Index of Diseases and Injuries Definitions

  • And - The word "and" should be interpreted to mean either "and" or "or" when it appears in a title.
  • Code also note - A "code also" note instructs that two codes may be required to fully describe a condition, but this note does not provide sequencing direction.
  • Code first - Certain conditions have both an underlying etiology and multiple body system manifestations due to the underlying etiology. For such conditions, the ICD-10-CM has a coding convention that requires the underlying condition be sequenced first followed by the manifestation. Wherever such a combination exists, there is a "use additional code" note at the etiology code, and a "code first" note at the manifestation code. These instructional notes indicate the proper sequencing order of the codes, etiology followed by manifestation.
  • Type 1 Excludes Notes - A type 1 Excludes note is a pure excludes note. It means "NOT CODED HERE!" An Excludes1 note indicates that the code excluded should never be used at the same time as the code above the Excludes1 note. An Excludes1 is used when two conditions cannot occur together, such as a congenital form versus an acquired form of the same condition.
  • Type 2 Excludes Notes - A type 2 Excludes note represents "Not included here". An excludes2 note indicates that the condition excluded is not part of the condition represented by the code, but a patient may have both conditions at the same time. When an Excludes2 note appears under a code, it is acceptable to use both the code and the excluded code together, when appropriate.
  • Includes Notes - This note appears immediately under a three character code title to further define, or give examples of, the content of the category.
  • Inclusion terms - List of terms is included under some codes. These terms are the conditions for which that code is to be used. The terms may be synonyms of the code title, or, in the case of "other specified" codes, the terms are a list of the various conditions assigned to that code. The inclusion terms are not necessarily exhaustive. Additional terms found only in the Alphabetic Index may also be assigned to a code.
  • NEC "Not elsewhere classifiable" - This abbreviation in the Alphabetic Index represents "other specified". When a specific code is not available for a condition, the Alphabetic Index directs the coder to the "other specified” code in the Tabular List.
  • NOS "Not otherwise specified" - This abbreviation is the equivalent of unspecified.
  • See - The "see" instruction following a main term in the Alphabetic Index indicates that another term should be referenced. It is necessary to go to the main term referenced with the "see" note to locate the correct code.
  • See Also - A "see also" instruction following a main term in the Alphabetic Index instructs that there is another main term that may also be referenced that may provide additional Alphabetic Index entries that may be useful. It is not necessary to follow the "see also" note when the original main term provides the necessary code.

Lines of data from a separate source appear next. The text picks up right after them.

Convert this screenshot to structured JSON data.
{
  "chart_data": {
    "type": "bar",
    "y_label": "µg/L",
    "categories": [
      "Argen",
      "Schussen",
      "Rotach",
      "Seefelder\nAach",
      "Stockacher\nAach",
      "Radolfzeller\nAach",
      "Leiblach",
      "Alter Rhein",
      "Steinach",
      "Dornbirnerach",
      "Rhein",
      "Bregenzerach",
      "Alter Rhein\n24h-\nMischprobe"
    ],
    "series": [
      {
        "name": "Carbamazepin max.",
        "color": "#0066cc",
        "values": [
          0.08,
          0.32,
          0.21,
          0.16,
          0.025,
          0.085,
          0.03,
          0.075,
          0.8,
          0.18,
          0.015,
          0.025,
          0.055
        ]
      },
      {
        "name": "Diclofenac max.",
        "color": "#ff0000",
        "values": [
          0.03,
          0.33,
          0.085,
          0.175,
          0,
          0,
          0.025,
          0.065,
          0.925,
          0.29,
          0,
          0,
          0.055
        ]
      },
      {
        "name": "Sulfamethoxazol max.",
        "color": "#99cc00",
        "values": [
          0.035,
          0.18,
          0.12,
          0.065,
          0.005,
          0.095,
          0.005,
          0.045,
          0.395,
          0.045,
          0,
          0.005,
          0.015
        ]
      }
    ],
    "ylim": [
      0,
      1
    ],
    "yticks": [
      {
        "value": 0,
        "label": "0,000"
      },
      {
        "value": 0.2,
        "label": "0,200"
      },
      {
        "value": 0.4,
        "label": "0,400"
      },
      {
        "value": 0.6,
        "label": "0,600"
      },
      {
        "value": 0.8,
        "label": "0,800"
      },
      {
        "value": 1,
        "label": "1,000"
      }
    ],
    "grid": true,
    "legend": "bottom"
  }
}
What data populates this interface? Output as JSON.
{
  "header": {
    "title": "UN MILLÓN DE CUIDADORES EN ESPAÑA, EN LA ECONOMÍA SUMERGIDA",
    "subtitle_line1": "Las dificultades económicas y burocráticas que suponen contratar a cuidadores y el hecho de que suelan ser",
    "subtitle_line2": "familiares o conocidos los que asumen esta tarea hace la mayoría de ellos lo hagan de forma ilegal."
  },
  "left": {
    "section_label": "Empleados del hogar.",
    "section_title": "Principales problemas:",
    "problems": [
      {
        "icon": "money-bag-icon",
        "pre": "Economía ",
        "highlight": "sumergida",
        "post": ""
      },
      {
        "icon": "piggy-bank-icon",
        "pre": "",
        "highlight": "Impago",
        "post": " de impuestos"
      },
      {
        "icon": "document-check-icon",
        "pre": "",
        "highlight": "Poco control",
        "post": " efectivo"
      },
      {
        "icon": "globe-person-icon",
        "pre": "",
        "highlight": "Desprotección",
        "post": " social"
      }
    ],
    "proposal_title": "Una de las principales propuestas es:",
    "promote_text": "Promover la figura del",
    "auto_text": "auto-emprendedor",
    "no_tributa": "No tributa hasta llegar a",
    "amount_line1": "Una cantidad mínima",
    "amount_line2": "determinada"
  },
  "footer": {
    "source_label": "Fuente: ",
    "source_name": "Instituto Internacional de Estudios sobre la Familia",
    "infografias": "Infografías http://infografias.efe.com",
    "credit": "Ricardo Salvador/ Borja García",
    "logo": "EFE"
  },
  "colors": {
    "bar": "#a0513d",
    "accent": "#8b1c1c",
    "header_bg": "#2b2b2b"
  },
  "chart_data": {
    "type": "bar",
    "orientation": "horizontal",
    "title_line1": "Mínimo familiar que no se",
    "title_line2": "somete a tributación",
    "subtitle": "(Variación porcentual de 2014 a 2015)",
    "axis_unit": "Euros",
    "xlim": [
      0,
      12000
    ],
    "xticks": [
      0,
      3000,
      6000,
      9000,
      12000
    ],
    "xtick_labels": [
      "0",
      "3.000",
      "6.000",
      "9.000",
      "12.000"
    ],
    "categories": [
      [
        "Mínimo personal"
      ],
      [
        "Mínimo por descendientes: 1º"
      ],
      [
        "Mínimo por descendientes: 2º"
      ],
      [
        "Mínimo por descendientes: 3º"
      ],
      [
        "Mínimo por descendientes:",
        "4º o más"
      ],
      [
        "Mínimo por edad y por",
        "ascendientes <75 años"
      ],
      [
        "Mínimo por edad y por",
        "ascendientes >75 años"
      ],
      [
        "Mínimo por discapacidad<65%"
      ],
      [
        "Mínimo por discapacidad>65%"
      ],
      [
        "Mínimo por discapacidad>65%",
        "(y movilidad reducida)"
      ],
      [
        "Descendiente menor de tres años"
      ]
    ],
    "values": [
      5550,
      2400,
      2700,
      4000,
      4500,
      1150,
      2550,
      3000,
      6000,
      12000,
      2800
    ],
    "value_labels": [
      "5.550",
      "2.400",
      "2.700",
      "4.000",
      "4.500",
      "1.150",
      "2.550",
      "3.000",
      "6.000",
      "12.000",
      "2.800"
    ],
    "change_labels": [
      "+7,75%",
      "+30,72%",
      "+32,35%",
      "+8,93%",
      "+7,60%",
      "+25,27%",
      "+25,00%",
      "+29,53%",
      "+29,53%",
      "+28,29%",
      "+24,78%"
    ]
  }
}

  • 7th Characters - Certain ICD-10-CM categories have applicable 7th characters. The applicable 7th character is required for all codes within the category, or as the notes in the Tabular List instruct. The 7th character must always be the 7th character in the data field. If a code that requires a 7th character is not 6 characters, a placeholder X must be used to fill in the empty characters.
  • With - The word "with" should be interpreted to mean "associated with" or "due to" when it appears in a code title, the Alphabetic Index, or an instructional note in the Tabular List. The word "with" in the Alphabetic Index is sequenced immediately following the main term, not in alphabetical order.

Present on Admission
The Present on Admission (POA) indicator is used for diagnosis codes included in claims involving inpatient admissions to general acute care hospitals. POA indicators must be reported to CMS on each claim to facilitate the grouping of diagnoses codes into the proper Diagnostic Related Groups (DRG). CMS publishes a listing of specific diagnosis codes that are exempt from the POA reporting requirement.